Yosman Sugapa

sugapa intan jaya
Ilustrasi - Dok. Penulis

Oleh: Nomen Douw

Yosman pria hitam, tinggi, berbadan sedikit gemuk, suka berimajinasi liar dan suka bicara, tapi tidak norak. Yosman baru lulus sekolah hukum di Universitas Pancasila Jakarta Selatan. Bapa Yosman politikus di Kabupaten Nabire Papua.

Dari usia remaja Bapa Yosman tinggal di Nabire hingga ketemu mama kandung Yosman. Bapa Yosman pernah jadi anggota DPR Nabire era Bupati Anselmus Petrus Youw (1999-2009). Yosman lahir-besar hingga selesai SD-SMA di Nabire. Setelah bapanya lanjut usia, umur 70 tahun, bapanya mengajak pindah ke Kampung Yogatapa Sugapa; berpikir masa tua hingga tutup usia harus di kampung asal keluarga besar Yosman, kampung yang menempel di gunung Wabu Sugapa Intan Jaya.

 

Keluarga Yosman kemudian pindah dari Nabire dan tinggal setahun di Sugapa. Hanya lima bulan di kampung, Bapa Yosman meninggal. Setelah duka berlalu, di rumah hanya Yosman dan mamanya. Kaka perempuan Yosman kawin di luar daerah, mereka hanya bertemu ketika Natal tiba. Kebanyakan Yosman dengan mamanya sendiri, di kampung kecil Yogatapa, gubuk dan dingin, sunyi. Senyum Mama Yosman masih ada, masih muda tapi mamanya sudah usia lanjut (73 tahun).

Yosman tidak kuliah selama satu tahun, karena menjaga mamanya. Dan lanjut setelah mamanya meninggal setelah satu tahun bapanya meninggal. Keduanya tinggalkan Yosman sendiri. Rumah semakin sunyi.

Yosman sudah menyelesaikan kuliahnya. Ia menetap di kampung asalnya, di Sugapa, tempat Bapa Yosman menjadi tanah di dusunnya, di tanah mereka, kampung Yogatapa.

Bacaan Lainnya

Hampir dua tahun Yosman bersama pemuda berjuang di Tanah Sugapa, mempertahankan keutuhan alam melalui diskusi yang rutin. Yosman tidak bicara Papua merdeka. Ia hanya bicara gunung dan hutan agar tidak boleh dibuat luka. Apalagi melukainya dengan alat berat besi. Diskusi mereka adalah bagaimana melindungi alam Sugapa Intan Jaya.

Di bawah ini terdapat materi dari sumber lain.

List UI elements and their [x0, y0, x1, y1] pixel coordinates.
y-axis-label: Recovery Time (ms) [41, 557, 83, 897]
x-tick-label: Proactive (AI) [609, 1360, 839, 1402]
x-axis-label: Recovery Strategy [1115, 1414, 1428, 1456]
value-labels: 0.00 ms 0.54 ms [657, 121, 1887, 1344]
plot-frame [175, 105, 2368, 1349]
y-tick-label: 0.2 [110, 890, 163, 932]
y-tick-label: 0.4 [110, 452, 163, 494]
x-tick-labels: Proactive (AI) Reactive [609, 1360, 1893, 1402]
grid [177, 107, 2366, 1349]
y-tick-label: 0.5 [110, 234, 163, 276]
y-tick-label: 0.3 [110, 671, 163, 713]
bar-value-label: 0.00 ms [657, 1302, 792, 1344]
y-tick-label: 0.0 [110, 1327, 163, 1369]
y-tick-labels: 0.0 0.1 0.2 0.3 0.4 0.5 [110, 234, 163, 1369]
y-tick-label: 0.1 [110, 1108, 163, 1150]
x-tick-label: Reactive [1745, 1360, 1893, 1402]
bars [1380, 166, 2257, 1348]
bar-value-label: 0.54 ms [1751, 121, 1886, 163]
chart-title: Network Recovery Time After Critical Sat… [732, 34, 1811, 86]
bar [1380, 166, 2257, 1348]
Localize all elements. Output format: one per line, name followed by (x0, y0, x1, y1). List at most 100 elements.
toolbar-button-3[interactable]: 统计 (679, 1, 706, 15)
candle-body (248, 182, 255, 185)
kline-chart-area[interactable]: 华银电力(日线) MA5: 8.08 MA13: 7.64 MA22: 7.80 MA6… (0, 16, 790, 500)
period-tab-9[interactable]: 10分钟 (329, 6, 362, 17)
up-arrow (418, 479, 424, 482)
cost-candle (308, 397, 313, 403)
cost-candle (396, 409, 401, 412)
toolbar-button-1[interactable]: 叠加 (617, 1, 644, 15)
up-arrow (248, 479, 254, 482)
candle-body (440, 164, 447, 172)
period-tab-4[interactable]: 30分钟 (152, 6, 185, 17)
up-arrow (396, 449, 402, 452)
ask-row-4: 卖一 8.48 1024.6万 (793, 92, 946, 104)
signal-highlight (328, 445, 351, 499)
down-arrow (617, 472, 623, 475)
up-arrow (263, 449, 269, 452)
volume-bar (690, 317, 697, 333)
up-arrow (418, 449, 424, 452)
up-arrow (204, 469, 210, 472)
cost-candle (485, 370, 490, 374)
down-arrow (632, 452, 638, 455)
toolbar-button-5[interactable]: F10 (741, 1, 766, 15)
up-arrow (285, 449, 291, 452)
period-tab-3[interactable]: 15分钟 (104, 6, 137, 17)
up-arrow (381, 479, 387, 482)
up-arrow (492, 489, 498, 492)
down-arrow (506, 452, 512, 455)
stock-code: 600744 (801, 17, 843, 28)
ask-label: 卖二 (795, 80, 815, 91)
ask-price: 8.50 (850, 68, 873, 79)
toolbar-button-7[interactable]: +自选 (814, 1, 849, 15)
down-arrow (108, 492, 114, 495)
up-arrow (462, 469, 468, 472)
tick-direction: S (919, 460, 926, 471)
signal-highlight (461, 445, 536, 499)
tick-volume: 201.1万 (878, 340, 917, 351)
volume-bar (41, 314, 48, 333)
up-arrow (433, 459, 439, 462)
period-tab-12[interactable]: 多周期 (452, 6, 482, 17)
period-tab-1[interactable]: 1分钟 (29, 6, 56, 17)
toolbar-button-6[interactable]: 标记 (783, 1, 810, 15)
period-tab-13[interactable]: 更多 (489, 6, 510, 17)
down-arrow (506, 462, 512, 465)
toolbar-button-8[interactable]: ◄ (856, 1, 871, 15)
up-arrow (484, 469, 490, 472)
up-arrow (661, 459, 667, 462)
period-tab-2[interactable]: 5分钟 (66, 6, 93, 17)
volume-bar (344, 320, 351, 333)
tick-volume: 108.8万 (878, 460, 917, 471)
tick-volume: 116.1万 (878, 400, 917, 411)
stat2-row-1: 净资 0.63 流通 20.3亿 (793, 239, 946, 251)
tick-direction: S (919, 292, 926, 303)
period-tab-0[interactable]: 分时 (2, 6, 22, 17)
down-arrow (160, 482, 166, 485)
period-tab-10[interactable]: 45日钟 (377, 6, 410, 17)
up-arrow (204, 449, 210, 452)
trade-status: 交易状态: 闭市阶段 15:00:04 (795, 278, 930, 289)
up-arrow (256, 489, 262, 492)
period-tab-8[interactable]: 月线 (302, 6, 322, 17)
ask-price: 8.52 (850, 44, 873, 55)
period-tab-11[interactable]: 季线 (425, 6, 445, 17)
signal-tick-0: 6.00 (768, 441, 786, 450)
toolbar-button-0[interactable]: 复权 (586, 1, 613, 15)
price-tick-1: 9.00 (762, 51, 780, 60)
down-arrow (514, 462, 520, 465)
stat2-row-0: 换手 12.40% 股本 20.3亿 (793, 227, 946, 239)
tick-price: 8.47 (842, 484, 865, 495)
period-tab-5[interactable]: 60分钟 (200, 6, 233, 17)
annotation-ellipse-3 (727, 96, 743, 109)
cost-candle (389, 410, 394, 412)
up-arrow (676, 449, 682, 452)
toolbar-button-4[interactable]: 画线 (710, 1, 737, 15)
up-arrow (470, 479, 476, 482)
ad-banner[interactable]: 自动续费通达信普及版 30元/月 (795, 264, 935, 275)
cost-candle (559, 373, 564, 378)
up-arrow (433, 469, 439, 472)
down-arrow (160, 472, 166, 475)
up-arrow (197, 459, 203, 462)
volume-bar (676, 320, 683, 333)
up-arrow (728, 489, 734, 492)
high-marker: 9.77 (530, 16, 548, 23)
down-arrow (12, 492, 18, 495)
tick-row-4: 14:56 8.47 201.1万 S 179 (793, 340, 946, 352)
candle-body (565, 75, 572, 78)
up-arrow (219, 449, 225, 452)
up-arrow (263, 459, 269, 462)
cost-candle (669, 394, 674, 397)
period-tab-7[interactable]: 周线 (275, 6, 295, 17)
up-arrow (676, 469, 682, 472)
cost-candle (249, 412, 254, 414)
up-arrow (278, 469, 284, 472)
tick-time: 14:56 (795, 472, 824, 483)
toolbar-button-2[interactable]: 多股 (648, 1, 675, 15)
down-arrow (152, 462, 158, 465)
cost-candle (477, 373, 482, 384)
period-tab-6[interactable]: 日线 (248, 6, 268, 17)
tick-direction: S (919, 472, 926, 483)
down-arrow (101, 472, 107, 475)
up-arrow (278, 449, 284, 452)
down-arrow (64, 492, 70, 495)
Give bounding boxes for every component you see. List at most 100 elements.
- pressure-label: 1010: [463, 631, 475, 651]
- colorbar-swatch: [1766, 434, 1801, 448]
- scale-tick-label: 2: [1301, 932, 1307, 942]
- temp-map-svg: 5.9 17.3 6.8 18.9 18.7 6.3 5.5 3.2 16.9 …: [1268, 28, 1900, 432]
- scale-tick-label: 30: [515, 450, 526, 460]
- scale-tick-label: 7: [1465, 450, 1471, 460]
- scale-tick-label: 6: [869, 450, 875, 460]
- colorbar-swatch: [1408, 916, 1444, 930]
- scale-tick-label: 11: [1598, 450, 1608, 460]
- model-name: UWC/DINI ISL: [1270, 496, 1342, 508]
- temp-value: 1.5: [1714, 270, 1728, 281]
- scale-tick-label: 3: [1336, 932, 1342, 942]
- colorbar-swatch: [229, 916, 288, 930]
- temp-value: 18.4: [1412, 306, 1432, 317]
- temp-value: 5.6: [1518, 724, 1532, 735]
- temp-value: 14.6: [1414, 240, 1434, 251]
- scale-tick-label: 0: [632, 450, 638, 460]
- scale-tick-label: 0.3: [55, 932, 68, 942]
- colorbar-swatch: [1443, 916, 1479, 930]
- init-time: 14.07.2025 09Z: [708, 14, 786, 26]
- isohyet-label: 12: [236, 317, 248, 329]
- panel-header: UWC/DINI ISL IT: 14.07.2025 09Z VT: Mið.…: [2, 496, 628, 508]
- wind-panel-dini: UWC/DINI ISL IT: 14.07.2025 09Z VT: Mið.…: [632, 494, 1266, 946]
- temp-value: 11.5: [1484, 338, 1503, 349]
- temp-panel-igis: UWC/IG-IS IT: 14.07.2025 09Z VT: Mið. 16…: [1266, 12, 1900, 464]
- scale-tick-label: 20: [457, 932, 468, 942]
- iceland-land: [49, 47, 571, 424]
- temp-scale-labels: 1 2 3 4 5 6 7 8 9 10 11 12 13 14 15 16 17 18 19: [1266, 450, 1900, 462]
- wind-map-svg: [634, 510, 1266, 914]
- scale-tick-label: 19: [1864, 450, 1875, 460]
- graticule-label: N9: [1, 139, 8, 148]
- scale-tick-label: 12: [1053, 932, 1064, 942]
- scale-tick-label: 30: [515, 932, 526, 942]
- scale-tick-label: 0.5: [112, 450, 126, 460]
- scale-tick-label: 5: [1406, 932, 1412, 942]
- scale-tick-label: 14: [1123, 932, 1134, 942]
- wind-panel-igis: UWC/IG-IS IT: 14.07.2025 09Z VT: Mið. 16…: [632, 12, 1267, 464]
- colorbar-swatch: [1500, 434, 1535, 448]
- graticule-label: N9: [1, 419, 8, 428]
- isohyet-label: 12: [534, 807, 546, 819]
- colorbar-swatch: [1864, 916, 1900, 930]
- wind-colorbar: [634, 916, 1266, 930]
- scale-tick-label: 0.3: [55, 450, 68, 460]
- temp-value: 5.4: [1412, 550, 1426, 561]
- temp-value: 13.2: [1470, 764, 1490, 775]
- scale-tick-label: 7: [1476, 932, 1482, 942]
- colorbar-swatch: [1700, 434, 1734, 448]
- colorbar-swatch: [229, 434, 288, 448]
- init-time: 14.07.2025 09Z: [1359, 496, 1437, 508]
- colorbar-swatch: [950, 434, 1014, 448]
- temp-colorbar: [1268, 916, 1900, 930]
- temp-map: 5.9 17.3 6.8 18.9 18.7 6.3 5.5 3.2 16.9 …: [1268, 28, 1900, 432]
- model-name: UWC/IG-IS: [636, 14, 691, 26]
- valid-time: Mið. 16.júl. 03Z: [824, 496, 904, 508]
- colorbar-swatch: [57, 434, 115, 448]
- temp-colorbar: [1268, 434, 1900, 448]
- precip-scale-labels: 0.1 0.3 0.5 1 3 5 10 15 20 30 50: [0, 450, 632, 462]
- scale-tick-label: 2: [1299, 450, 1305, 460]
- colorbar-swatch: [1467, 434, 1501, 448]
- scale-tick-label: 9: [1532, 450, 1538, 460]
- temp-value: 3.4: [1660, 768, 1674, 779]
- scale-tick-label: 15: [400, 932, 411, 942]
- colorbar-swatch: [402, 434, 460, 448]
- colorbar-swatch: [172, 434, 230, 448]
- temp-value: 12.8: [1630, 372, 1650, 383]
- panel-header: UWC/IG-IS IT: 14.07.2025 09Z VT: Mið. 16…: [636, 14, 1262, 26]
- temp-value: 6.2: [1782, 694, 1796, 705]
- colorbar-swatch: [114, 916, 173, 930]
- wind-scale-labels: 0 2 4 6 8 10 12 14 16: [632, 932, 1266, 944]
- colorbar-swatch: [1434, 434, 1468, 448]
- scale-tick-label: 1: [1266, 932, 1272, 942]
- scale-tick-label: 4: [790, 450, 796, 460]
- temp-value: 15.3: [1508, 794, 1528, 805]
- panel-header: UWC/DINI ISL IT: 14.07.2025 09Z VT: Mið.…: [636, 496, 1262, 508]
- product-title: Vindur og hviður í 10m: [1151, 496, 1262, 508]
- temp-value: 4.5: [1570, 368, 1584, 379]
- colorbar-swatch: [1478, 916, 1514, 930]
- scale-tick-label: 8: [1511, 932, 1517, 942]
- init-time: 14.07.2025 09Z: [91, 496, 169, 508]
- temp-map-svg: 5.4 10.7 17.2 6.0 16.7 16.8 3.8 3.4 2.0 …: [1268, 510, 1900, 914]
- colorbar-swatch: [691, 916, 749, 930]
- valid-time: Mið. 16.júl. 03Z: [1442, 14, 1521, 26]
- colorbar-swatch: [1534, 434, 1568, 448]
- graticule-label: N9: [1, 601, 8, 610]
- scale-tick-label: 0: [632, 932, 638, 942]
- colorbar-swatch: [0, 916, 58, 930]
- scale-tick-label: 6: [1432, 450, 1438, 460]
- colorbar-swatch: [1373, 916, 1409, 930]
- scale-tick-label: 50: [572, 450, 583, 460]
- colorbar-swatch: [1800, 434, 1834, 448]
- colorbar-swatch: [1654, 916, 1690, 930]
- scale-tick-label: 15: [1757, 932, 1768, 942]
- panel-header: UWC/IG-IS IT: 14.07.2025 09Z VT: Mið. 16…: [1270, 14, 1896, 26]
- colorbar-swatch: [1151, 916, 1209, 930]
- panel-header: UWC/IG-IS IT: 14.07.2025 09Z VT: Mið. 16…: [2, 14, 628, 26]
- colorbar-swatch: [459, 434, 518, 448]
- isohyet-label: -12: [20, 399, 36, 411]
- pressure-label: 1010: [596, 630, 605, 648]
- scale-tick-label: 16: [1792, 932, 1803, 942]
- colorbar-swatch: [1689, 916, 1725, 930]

Yosman anak satu-satunya laki-laki dalam keluarga. Ia punya kaka perempuan tiga, Yosman laki-laki bungsu. Jika bapanya pulang kantor, anak yang lebih dulu dicari di rumah adalah Yosman. Bapanya selama jadi anggota DPRD tahun 2004 sampai 2009, kemana pun bapanya pergi, ia sering membawa Yosman. Semua diskusi soal politik bersama teman-teman politik kiri dan kanan direkamnya.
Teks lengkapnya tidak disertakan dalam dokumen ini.